Yes, it's correct. This is implied by the following two facts, which together imply the needed equality.
The longest palindromic subsequence is at most as long as the longest common subsequence of the string and its reverse.
The longest palindromic subsequence is at least as long as the longest common subsequence of the string and its reverse.
Fact 1 is easy to prove: every palindromic subsequence of the string is of course a subsequence, and it's a subsequence of the string's reverse because S1 is a subsequence of S2 if and only if reverse(S1) is a subsequence of reverse(S2), and the reverse of a palindromic sequence is itself.
Fact 2 is subtler. We argue that, given an LCS of the string and its reverse, we can derive two palindromic subsequences whose mean length is equal to the LCS. It follows by an averaging argument that one or both is at least as long.
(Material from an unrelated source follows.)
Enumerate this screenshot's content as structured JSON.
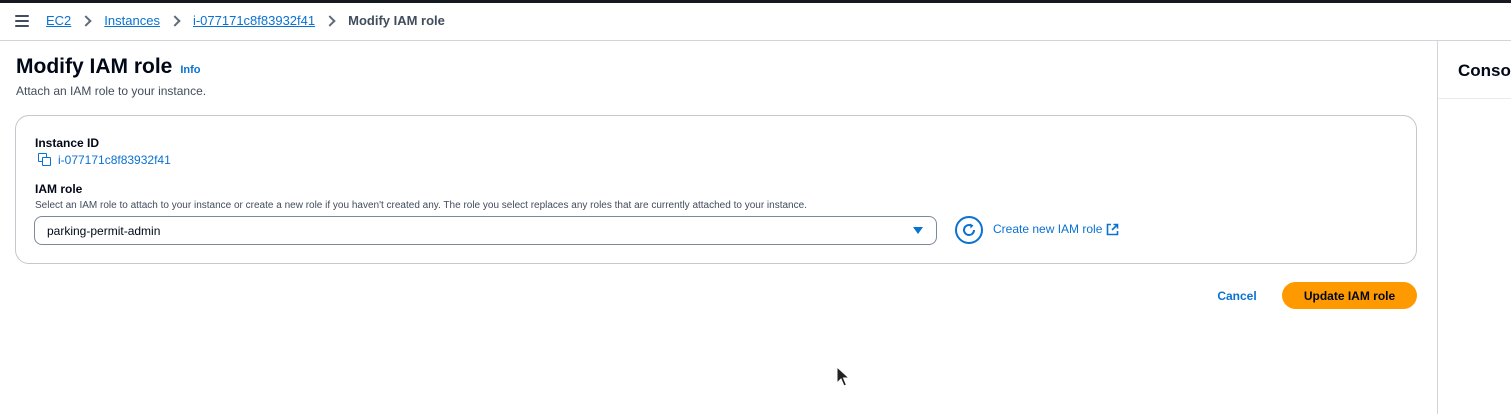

I'll illustrate the construction process with your example. Write down the common subsequence together with the indexes in the string.
A C B A C
1 2 3 4 5
A B C
\ | /
A B C
5 4 3 2 1
C A B C A
We extract A (1, 4); B (3, 3); C (5, 2). We can derive one palindrome by taking the prefix where the first number does not exceed the second and mirroring it: 1, 3, 4 -> A B A. We derive the other in mirror fashion from the suffix where the second number does not exceed the first: 2, 3, 5 -> C B C.
A B C
1 3 5
.>>\ />>
| |
<</ \<<.
4 3 2
A B C
Observe that each letter of the subsequence is used exactly twice (one going and once coming, except the middle, which is used once in both palindromes), hence our observation about the mean holds.